L'histogramme révèle à quel point la falaise de visibilité est abrupte. Chaque palier de rang contient dramatiquement plus d'applications que celui du dessus — le Top-10 ne compte que quelques centaines d'applications distinctes toutes sous-catégories confondues ; le palier 101-200 en contient des milliers. Le message pour les nouvelles applications : le chemin réaliste vers « être classé » passe par les sous-catégories de niche, pas par le classement général.
Les combinaisons pays + catégorie comptent davantage que le classement général. Être n°1 dans le classement général de l'App Store américain est pratiquement impossible pour les applications non-géantes.
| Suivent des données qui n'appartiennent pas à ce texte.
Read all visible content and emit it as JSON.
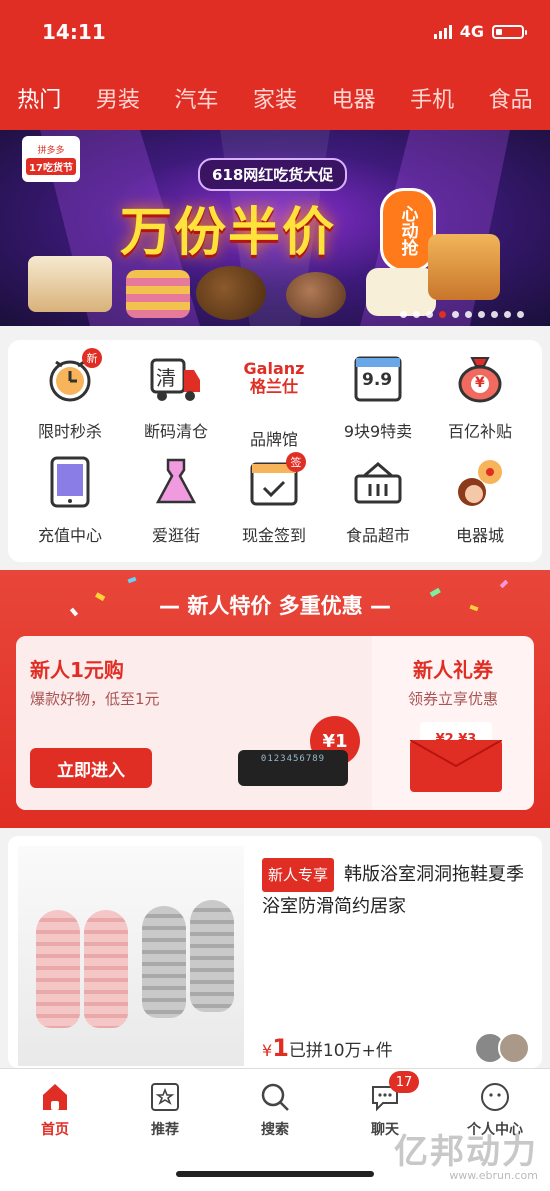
{
  "status_bar": {
    "time": "14:11",
    "network": "4G"
  },
  "categories": [
    {
      "label": "热门",
      "active": true
    },
    {
      "label": "男装"
    },
    {
      "label": "汽车"
    },
    {
      "label": "家装"
    },
    {
      "label": "电器"
    },
    {
      "label": "手机"
    },
    {
      "label": "食品"
    }
  ],
  "banner": {
    "badge_line1": "拼多多",
    "badge_line2": "17吃货节",
    "subtitle": "618网红吃货大促",
    "headline": "万份半价",
    "side_text": "心动抢"
  },
  "grid": [
    {
      "label": "限时秒杀",
      "badge": "新",
      "icon": "alarm-clock-icon"
    },
    {
      "label": "断码清仓",
      "icon_text": "清",
      "icon": "clearance-truck-icon"
    },
    {
      "label": "品牌馆",
      "icon_line1": "Galanz",
      "icon_line2": "格兰仕",
      "icon": "galanz-logo-icon"
    },
    {
      "label": "9块9特卖",
      "icon_text": "9.9",
      "icon": "calendar-99-icon"
    },
    {
      "label": "百亿补贴",
      "icon_text": "¥",
      "icon": "money-bag-icon"
    },
    {
      "label": "充值中心",
      "icon": "tablet-icon"
    },
    {
      "label": "爱逛街",
      "icon": "dress-icon"
    },
    {
      "label": "现金签到",
      "badge": "签",
      "icon": "calendar-check-icon"
    },
    {
      "label": "食品超市",
      "icon": "basket-icon"
    },
    {
      "label": "电器城",
      "icon": "girl-fan-icon"
    }
  ],
  "promo": {
    "title": "— 新人特价 多重优惠 —",
    "left_title": "新人1元购",
    "left_sub": "爆款好物，低至1元",
    "button": "立即进入",
    "coin": "¥1",
    "plate_digits": "0123456789",
    "right_title": "新人礼券",
    "right_sub": "领券立享优惠",
    "coupon_text": "¥2 ¥3"
  },
  "product": {
    "tag": "新人专享",
    "title": "韩版浴室洞洞拖鞋夏季浴室防滑简约居家",
    "price_symbol": "¥",
    "price": "1",
    "sold": "已拼10万+件"
  },
  "bottom_nav": [
    {
      "label": "首页",
      "icon": "home-icon",
      "active": true
    },
    {
      "label": "推荐",
      "icon": "star-card-icon"
    },
    {
      "label": "搜索",
      "icon": "search-icon"
    },
    {
      "label": "聊天",
      "icon": "chat-icon",
      "badge": "17"
    },
    {
      "label": "个人中心",
      "icon": "profile-icon"
    }
  ],
  "watermark": {
    "line1": "亿邦动力",
    "line2": "www.ebrun.com"
  },
  "colors": {
    "brand_red": "#e02e24",
    "banner_purple": "#3d1a7a"
  }
}
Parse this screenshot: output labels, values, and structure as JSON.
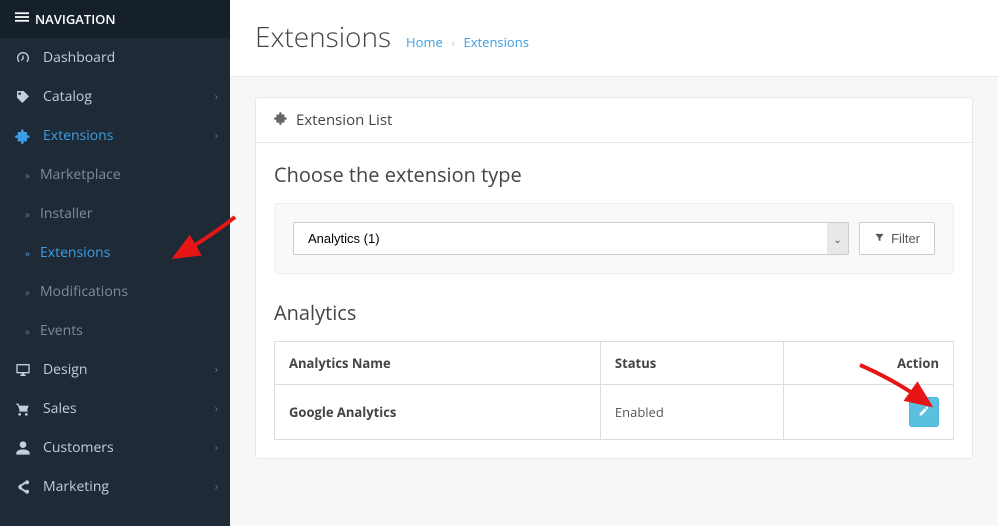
{
  "sidebar": {
    "header": "NAVIGATION",
    "items": [
      {
        "label": "Dashboard",
        "icon": "dashboard"
      },
      {
        "label": "Catalog",
        "icon": "tag"
      },
      {
        "label": "Extensions",
        "icon": "puzzle",
        "active": true
      },
      {
        "label": "Design",
        "icon": "desktop"
      },
      {
        "label": "Sales",
        "icon": "cart"
      },
      {
        "label": "Customers",
        "icon": "user"
      },
      {
        "label": "Marketing",
        "icon": "share"
      }
    ],
    "subitems": [
      {
        "label": "Marketplace"
      },
      {
        "label": "Installer"
      },
      {
        "label": "Extensions",
        "active": true
      },
      {
        "label": "Modifications"
      },
      {
        "label": "Events"
      }
    ]
  },
  "header": {
    "title": "Extensions",
    "breadcrumb_home": "Home",
    "breadcrumb_current": "Extensions"
  },
  "panel": {
    "title": "Extension List",
    "choose_title": "Choose the extension type",
    "select_value": "Analytics (1)",
    "filter_label": "Filter",
    "table_title": "Analytics",
    "columns": [
      "Analytics Name",
      "Status",
      "Action"
    ],
    "rows": [
      {
        "name": "Google Analytics",
        "status": "Enabled"
      }
    ]
  }
}
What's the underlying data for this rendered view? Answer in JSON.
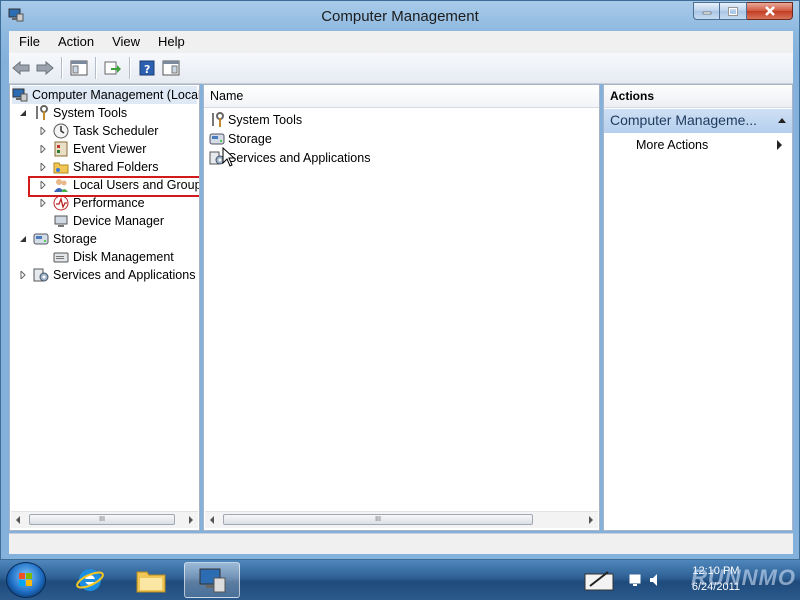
{
  "window": {
    "title": "Computer Management"
  },
  "menu": [
    "File",
    "Action",
    "View",
    "Help"
  ],
  "toolbar": {
    "buttons": [
      "back-icon",
      "forward-icon",
      "show-hide-console-tree-icon",
      "export-list-icon",
      "help-icon",
      "show-hide-action-pane-icon"
    ]
  },
  "tree": {
    "root": "Computer Management (Local",
    "items": [
      {
        "label": "System Tools",
        "level": 1,
        "expanded": true,
        "icon": "tools-icon"
      },
      {
        "label": "Task Scheduler",
        "level": 2,
        "icon": "clock-icon"
      },
      {
        "label": "Event Viewer",
        "level": 2,
        "icon": "event-viewer-icon"
      },
      {
        "label": "Shared Folders",
        "level": 2,
        "icon": "shared-folder-icon"
      },
      {
        "label": "Local Users and Groups",
        "level": 2,
        "icon": "users-icon"
      },
      {
        "label": "Performance",
        "level": 2,
        "icon": "performance-icon"
      },
      {
        "label": "Device Manager",
        "level": 2,
        "icon": "device-manager-icon"
      },
      {
        "label": "Storage",
        "level": 1,
        "expanded": true,
        "icon": "storage-icon"
      },
      {
        "label": "Disk Management",
        "level": 2,
        "icon": "disk-icon"
      },
      {
        "label": "Services and Applications",
        "level": 1,
        "icon": "services-icon"
      }
    ]
  },
  "list": {
    "header": "Name",
    "rows": [
      "System Tools",
      "Storage",
      "Services and Applications"
    ]
  },
  "actions": {
    "header": "Actions",
    "group": "Computer Manageme...",
    "link": "More Actions"
  },
  "scrollbar": {
    "grip": "III"
  },
  "taskbar": {
    "clock_time": "12:10 PM",
    "clock_date": "6/24/2011",
    "watermark": "RUNNMO"
  },
  "colors": {
    "highlight_box": "#d11a1a",
    "taskbar": "#2d5f93"
  }
}
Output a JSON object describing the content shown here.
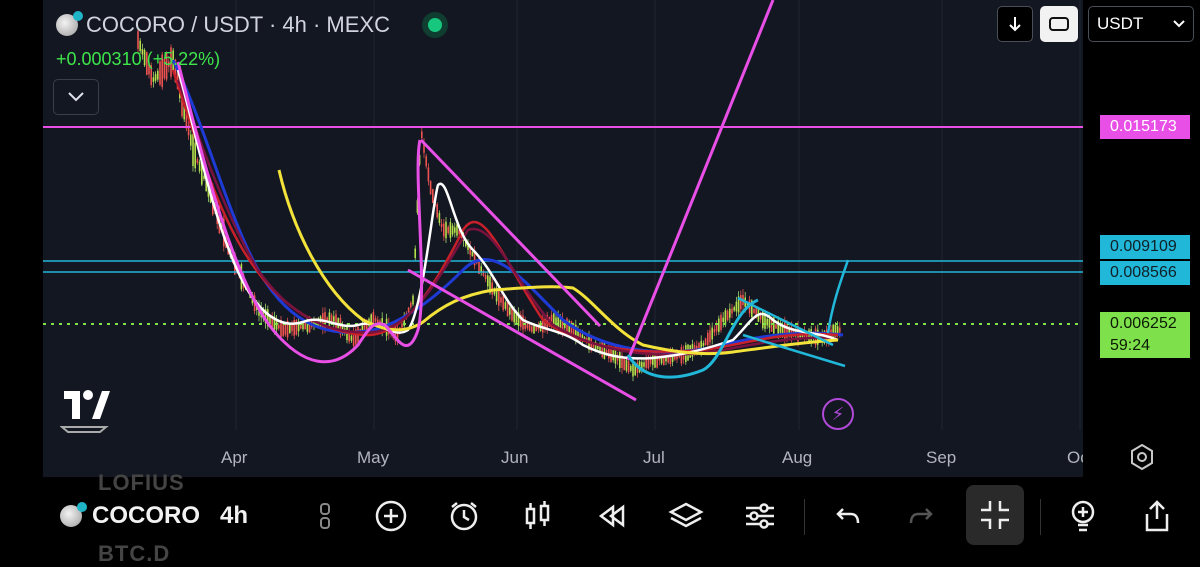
{
  "header": {
    "title": "COCORO / USDT · 4h · MEXC",
    "change": "+0.000310 (+5.22%)"
  },
  "top_controls": {
    "currency": "USDT"
  },
  "price_scale": {
    "upper_level": "0.015173",
    "cyan_level_1": "0.009109",
    "cyan_level_2": "0.008566",
    "current_price": "0.006252",
    "countdown": "59:24"
  },
  "time_axis": {
    "months": [
      "Apr",
      "May",
      "Jun",
      "Jul",
      "Aug",
      "Sep",
      "Oc"
    ]
  },
  "toolbar": {
    "symbol": "COCORO",
    "interval": "4h",
    "ghost_above": "LOFIUS",
    "ghost_below": "BTC.D"
  },
  "colors": {
    "background": "#131722",
    "magenta": "#e84fe6",
    "cyan": "#21b7d9",
    "current_price": "#7ee04a",
    "yellow_ma": "#f2e23a",
    "white_ma": "#ffffff"
  },
  "icons": {
    "toolbar": [
      "drag-handle-icon",
      "add-icon",
      "alarm-icon",
      "candles-icon",
      "replay-icon",
      "layers-icon",
      "settings-sliders-icon",
      "undo-icon",
      "redo-icon",
      "fullscreen-exit-icon",
      "bulb-icon",
      "share-icon"
    ]
  }
}
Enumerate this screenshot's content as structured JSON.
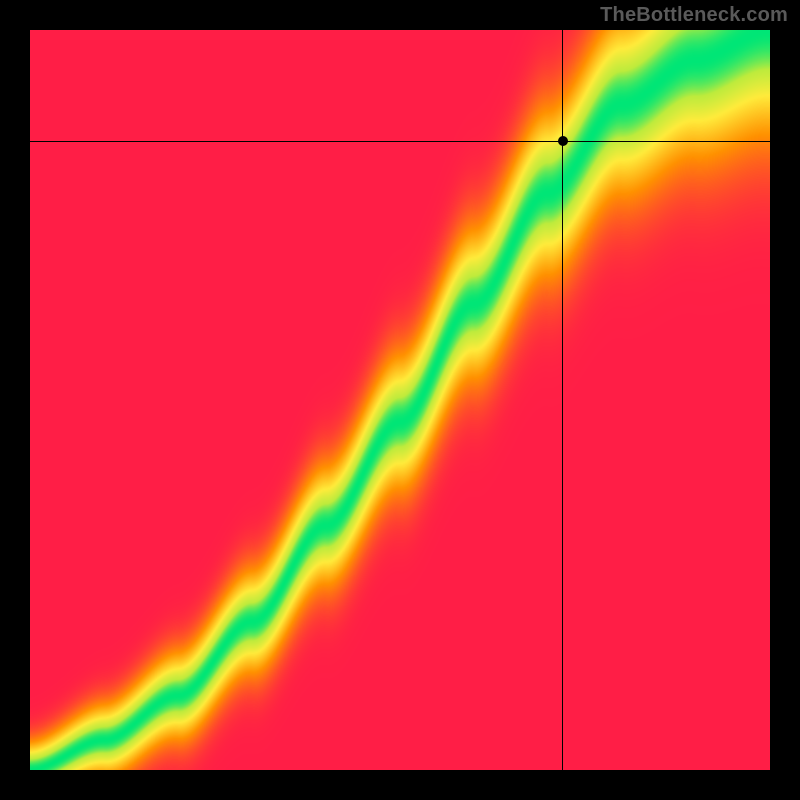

Être n°1 dans la catégorie « Santé & Forme » aux États-Unis est atteignable pour une application bien optimisée dans cette verticale, et génère un trafic de navigation par catégorie significatif. La plupart des programmes ASO + UA ciblent le classement par catégorie, et non le classement général, comme plafond réaliste.
Apps reaching top-100 grossing per parent category (US iOS, May 2026)
| Category | Apps in any chart | Apps in top-100 grossing |
|---|---|---|
| Game | 2.3K+ | 1.1K+ (50.4%) |
| Lifestyle & Well-being | 1.2K+ | 604 (50.1%) |
| Education & Knowledge | 1.1K+ | 581 (50.0%) |
| Media & Entertainment | 1K+ | 546 (51.4%) |
| Productivity & Tools | 992 | 495 (49.9%) |
| Social & Communication | 676 | 323 (47.8%) |
Dans la ventilation par catalogue, les Jeux évoluent sur une échelle à part — deux fois plus d'applications classées, et le plus grand nombre absolu dans le Top-100. Dans les catégories parentes hors Jeux, le taux de présence dans les classements est remarquablement homogène (~50 % des applications qui atteignent un classement intègrent le Top-100 de leur meilleure sous-catégorie). Cela signifie que la compétitivité dans une catégorie parente est dictée par la TAILLE — les Jeux comptent 10 000+ applications classées dans le catalogue tandis que le Social en compte 670, donc une place dans le Top-100 des Jeux s'inscrit dans un bassin bien plus grand.